Son tempérament est celui d'un homme d'action et de désir, ayant une grande énergie, un besoin inconscient de s'extravertir, de poser sa marque sur le monde et de le conquérir. Cependant le modelé plus "moelleux", enrobant la mandibule et qu'il cache toujours soigneusement par ses cravates montantes, comme la bouche douce dans sa jeunesse montre que ce tempérament n'est pas forcément actualisé (le séminaire n'est pas une école militaire!). Quelque chose se laisse aller, se laisse porter, les douceurs vont être plus importantes que l'effort, il va se laisser faire par ce qui apporte du plaisir, ceux de la table en particulier qui lui donneront plus tard de la corpulence, sans jamais être importante.

Mais il ne faut pas oublier que les besoins profonds, sont d'avancer, de gagner, d'être le premier avec une certaine endurance, un besoin d'être celui qui prend les initiatives qui sait fait preuve d'audace et se confronte à des défis sans cesse renouvelés. L'aventure l'excite.

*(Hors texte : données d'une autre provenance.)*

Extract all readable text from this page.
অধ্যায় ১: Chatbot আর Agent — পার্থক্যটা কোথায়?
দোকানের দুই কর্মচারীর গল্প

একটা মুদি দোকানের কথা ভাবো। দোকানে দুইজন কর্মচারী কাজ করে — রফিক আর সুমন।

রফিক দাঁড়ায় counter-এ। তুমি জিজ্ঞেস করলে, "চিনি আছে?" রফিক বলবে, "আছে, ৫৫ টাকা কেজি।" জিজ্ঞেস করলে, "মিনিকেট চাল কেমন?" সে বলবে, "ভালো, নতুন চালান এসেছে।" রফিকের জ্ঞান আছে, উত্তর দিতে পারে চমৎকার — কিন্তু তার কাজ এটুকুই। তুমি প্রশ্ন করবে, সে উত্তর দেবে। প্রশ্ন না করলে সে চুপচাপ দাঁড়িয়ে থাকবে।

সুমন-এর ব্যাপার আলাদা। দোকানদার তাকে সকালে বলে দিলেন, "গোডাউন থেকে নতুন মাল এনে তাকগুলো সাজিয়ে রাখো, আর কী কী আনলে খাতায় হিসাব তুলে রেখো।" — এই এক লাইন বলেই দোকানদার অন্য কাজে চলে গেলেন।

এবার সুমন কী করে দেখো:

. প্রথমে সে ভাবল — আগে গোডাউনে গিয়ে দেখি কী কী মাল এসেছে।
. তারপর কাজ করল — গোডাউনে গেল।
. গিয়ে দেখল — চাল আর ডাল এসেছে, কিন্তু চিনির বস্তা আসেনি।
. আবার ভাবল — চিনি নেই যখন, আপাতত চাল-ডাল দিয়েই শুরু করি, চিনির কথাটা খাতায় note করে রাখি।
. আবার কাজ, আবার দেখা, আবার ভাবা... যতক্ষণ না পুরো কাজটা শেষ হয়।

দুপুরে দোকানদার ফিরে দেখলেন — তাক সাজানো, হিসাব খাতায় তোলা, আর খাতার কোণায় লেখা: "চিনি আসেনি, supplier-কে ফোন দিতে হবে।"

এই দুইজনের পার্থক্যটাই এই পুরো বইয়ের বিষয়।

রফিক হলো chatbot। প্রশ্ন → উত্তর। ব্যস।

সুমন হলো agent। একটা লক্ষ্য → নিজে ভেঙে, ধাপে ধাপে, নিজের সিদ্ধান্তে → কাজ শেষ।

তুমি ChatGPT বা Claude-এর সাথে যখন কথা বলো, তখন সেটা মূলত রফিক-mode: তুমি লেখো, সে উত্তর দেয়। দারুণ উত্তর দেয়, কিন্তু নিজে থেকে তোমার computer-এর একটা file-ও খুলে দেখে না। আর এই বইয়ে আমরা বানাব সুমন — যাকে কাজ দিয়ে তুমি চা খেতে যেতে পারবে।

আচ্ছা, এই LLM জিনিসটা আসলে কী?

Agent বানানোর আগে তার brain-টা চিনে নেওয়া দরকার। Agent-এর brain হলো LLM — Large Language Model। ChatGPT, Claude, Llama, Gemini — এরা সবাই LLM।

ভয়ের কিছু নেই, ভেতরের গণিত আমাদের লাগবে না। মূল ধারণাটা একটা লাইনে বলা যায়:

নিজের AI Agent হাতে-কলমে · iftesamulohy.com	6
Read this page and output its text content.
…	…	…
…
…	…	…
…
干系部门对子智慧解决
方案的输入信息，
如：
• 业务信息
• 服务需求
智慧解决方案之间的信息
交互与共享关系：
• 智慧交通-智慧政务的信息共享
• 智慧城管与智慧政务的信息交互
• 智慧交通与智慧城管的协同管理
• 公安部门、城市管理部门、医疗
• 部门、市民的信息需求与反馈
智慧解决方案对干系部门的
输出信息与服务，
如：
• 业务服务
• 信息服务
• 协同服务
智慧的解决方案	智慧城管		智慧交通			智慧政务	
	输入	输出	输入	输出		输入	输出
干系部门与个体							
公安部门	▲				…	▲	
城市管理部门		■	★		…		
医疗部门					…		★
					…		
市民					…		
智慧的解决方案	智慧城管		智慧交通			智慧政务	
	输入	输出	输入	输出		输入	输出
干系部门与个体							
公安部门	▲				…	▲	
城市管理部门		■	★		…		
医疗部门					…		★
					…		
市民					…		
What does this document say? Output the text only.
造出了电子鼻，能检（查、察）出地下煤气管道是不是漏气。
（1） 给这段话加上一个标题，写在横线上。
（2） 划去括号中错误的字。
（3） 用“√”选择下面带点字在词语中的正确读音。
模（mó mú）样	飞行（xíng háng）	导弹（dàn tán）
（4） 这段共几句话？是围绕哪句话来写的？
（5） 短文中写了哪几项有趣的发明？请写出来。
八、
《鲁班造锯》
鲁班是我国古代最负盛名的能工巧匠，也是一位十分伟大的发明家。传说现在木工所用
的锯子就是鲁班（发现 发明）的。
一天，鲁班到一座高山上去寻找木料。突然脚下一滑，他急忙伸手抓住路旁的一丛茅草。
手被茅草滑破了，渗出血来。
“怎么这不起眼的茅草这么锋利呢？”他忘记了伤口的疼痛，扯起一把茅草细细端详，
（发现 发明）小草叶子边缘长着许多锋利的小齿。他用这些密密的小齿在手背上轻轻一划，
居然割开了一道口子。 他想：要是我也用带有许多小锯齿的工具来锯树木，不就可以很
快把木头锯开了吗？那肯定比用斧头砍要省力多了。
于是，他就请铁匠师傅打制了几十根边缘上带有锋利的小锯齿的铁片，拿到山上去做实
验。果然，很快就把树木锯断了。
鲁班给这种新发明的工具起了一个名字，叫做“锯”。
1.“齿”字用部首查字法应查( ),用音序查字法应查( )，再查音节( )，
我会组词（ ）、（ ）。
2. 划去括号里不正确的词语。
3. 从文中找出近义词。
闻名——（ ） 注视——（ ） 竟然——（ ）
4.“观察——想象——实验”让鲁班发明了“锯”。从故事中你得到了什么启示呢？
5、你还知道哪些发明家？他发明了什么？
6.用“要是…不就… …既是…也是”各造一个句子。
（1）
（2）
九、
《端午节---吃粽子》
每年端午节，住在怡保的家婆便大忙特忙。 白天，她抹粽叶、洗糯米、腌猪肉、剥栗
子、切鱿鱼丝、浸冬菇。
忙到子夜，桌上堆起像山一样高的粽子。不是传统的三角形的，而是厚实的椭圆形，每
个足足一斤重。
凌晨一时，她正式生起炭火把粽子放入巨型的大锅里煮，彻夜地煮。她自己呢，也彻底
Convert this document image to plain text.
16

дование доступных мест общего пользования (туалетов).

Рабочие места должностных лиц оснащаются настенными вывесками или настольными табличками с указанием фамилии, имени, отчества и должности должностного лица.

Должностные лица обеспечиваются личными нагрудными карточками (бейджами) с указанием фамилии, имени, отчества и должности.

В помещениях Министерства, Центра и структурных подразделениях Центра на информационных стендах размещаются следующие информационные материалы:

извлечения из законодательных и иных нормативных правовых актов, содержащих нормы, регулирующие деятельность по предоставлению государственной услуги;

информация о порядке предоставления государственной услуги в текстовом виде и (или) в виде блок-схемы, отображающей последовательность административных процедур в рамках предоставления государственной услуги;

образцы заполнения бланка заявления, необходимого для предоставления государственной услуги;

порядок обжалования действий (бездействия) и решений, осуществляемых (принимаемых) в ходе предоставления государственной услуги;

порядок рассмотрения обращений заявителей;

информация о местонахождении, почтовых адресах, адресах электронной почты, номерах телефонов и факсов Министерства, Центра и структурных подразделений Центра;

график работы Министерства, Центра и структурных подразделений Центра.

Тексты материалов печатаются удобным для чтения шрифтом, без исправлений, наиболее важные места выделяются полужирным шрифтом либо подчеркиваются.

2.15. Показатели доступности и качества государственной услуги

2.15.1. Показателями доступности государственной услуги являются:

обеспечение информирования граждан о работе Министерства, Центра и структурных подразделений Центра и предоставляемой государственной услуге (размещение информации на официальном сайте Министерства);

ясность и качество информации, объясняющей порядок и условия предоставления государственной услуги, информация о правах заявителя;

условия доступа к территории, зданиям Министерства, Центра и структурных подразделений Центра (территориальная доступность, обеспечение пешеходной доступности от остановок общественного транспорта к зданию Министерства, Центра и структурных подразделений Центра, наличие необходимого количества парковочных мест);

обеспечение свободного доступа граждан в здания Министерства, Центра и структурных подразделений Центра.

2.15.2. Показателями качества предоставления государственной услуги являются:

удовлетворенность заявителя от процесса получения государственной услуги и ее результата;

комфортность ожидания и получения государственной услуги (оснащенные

Son tempérament dynamique à la base lui apporte aussi une grande ouverture et un besoin intense d'exploration de l'inconnu, vu comme une opportunité. Le monde de son enfance ayant disparu, il explorera celui qui émerge avec intérêt, reniflant les bonnes occasions comme le bon chasseur qu'il aurait pu être.

On remarque aussi une grande ambition (8). Ambition de prendre du pouvoir sur les choses et les gens, d'élargir son territoire d'action, comme composante de son besoin d'acquisivité.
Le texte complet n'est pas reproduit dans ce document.